O Sr. Pereira de Lima: - Sr. Presidente: eu não desconheço a urgencia que ha em fazer votar este projecto de lei, mas estranho que se roube o tempo já limitado, pelo nosso Regimento, para se discutirem os assumptos mais urgentes, antes da ordem do dia.

Sinto bastante que este Governo, que até agora não tinha sido presuroso em fazer discutir um unico projecto, venha agora, antes da ordem do dia, tirar-nos esta hora de liberdade.

Devo dizer francamente que não vinha prevenido para malhar em centeio verde, embora este não esteja positivamente verde, porque já está um pouco seco. Tinha pedido a palavra porque desejava conversar um pouco com o Sr. Ministro das Obras Publicas; mas, em primeiro logar, devo dizer á Camara que me congratulo por ver nas cadeiras do poder o Sr. D. João de Alarcão, meu antigo condiscipulo e velho amigo.

Nunca são para desprezar as recordações fundadas nos saudosos tempos de uma camaradagem de cinco annos nos bancos da escola, e se um dia, por acaso, entre nós as relações pessoaes tiveram que se perturbar por esta cousa que se chama intrigas da politica, o reatamento d'essas relações faz suppor que nunca mais esta senhora se metterá de permeio entre nós.

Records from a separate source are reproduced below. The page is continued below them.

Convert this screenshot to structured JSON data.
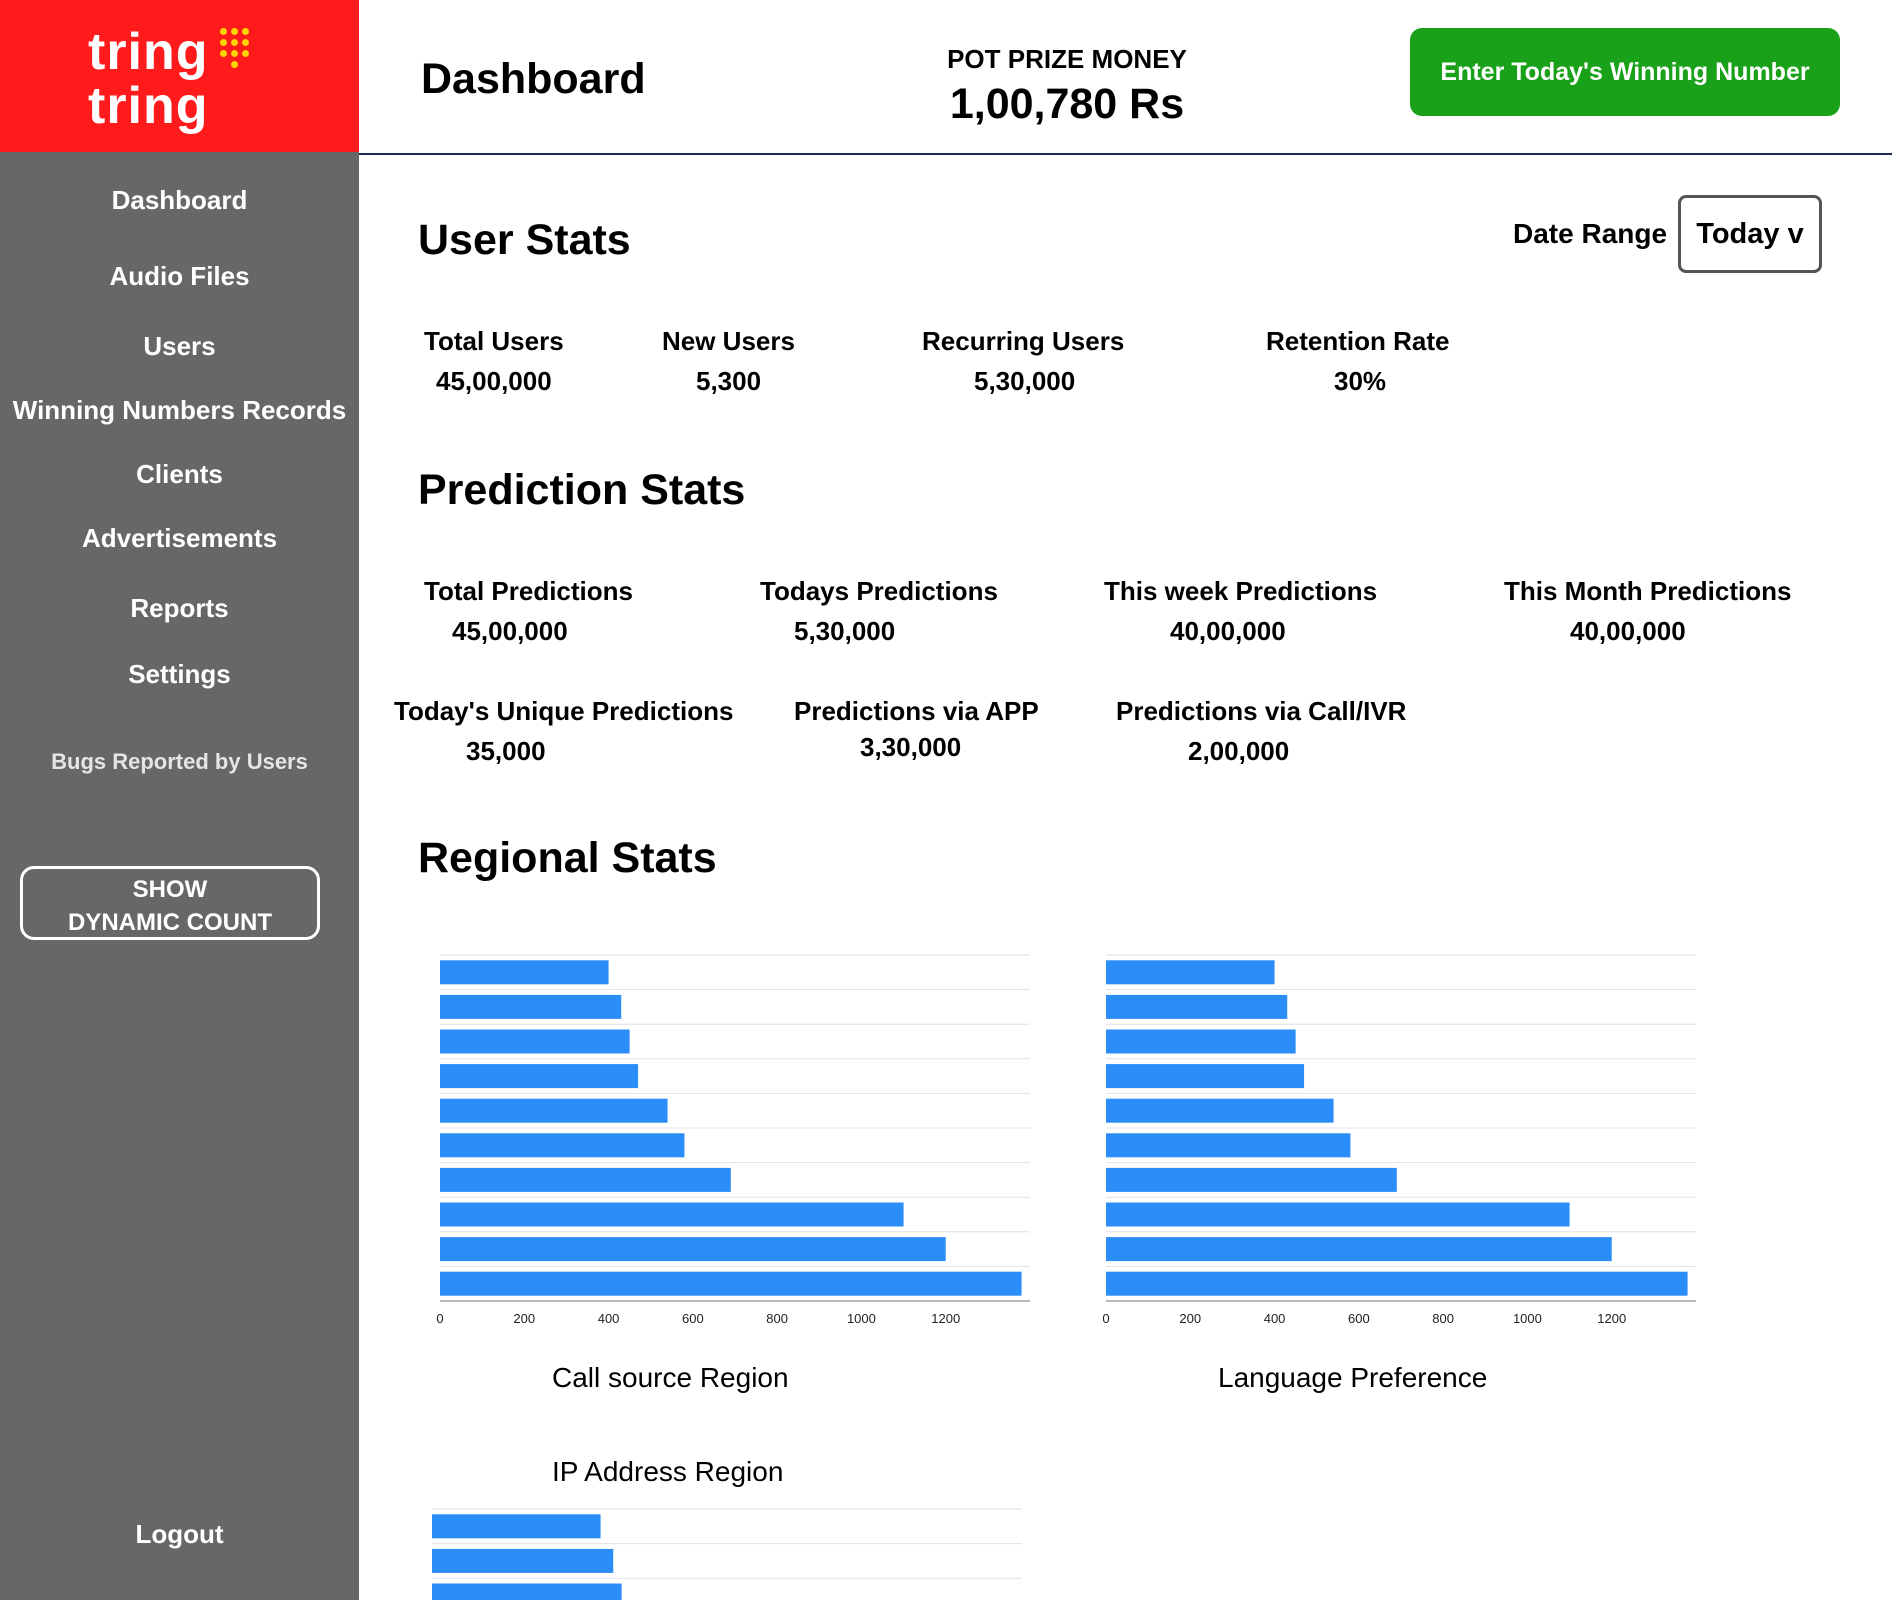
{
  "brand": {
    "line1": "tring",
    "line2": "tring"
  },
  "colors": {
    "sidebar": "#676767",
    "logo_bg": "#ff1b1b",
    "accent": "#1aa11a",
    "bar": "#2b8ef8"
  },
  "sidebar": {
    "items": [
      {
        "label": "Dashboard"
      },
      {
        "label": "Audio Files"
      },
      {
        "label": "Users"
      },
      {
        "label": "Winning Numbers Records"
      },
      {
        "label": "Clients"
      },
      {
        "label": "Advertisements"
      },
      {
        "label": "Reports"
      },
      {
        "label": "Settings"
      },
      {
        "label": "Bugs Reported by Users"
      }
    ],
    "dynamic_button": {
      "line1": "SHOW",
      "line2": "DYNAMIC COUNT"
    },
    "logout": "Logout"
  },
  "header": {
    "title": "Dashboard",
    "pot_label": "POT PRIZE MONEY",
    "pot_value": "1,00,780 Rs",
    "action_button": "Enter Today's Winning Number"
  },
  "user_stats": {
    "title": "User Stats",
    "date_range_label": "Date Range",
    "date_range_value": "Today v",
    "items": [
      {
        "label": "Total Users",
        "value": "45,00,000"
      },
      {
        "label": "New Users",
        "value": "5,300"
      },
      {
        "label": "Recurring Users",
        "value": "5,30,000"
      },
      {
        "label": "Retention Rate",
        "value": "30%"
      }
    ]
  },
  "prediction_stats": {
    "title": "Prediction Stats",
    "items": [
      {
        "label": "Total Predictions",
        "value": "45,00,000"
      },
      {
        "label": "Todays Predictions",
        "value": "5,30,000"
      },
      {
        "label": "This week Predictions",
        "value": "40,00,000"
      },
      {
        "label": "This Month Predictions",
        "value": "40,00,000"
      },
      {
        "label": "Today's Unique Predictions",
        "value": "35,000"
      },
      {
        "label": "Predictions via APP",
        "value": "3,30,000"
      },
      {
        "label": "Predictions via Call/IVR",
        "value": "2,00,000"
      }
    ]
  },
  "regional_stats": {
    "title": "Regional Stats"
  },
  "chart_data": [
    {
      "type": "bar",
      "orientation": "horizontal",
      "title": "Call source Region",
      "values": [
        400,
        430,
        450,
        470,
        540,
        580,
        690,
        1100,
        1200,
        1380
      ],
      "xticks": [
        "0",
        "200",
        "400",
        "600",
        "800",
        "1000",
        "1200"
      ],
      "xlim": [
        0,
        1400
      ],
      "grid": true
    },
    {
      "type": "bar",
      "orientation": "horizontal",
      "title": "Language Preference",
      "values": [
        400,
        430,
        450,
        470,
        540,
        580,
        690,
        1100,
        1200,
        1380
      ],
      "xticks": [
        "0",
        "200",
        "400",
        "600",
        "800",
        "1000",
        "1200"
      ],
      "xlim": [
        0,
        1400
      ],
      "grid": true
    },
    {
      "type": "bar",
      "orientation": "horizontal",
      "title": "IP Address Region",
      "values": [
        400,
        430,
        450
      ],
      "xlim": [
        0,
        1400
      ],
      "grid": true
    }
  ]
}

Dito isto, no cumprimento de um dever de delicadeza, que S. Exa. merece, eu começarei por dizer: importação de centeio o que significa?

Mais um attestado da miseria economica d'este paiz, mais uma declaração formal de que até agora todos os nossos Parlamentos, todos os nossos Governos e todos os nossos homens publicos teem tratado da verborchea, da rhetorica nacional, dos palavrões e das intrigas politicas e, quando muito, de uns laivos de administração em materia financeira, descurando completamente tudo quanto se chama as necessidades mais urgentes do nosso paiz.

Ora todos sabem, sem que para isso seja necessario demandar um alto intellecto e um talento vastissimo, que se podem resolver como quizevem todos os problemas financeiros que, sem se resolverem primeiro os economicos, é o mesmo que pretender encher o tonel das Danaides.

Não me demoro nesta these, já sediça, e que todos conhecem.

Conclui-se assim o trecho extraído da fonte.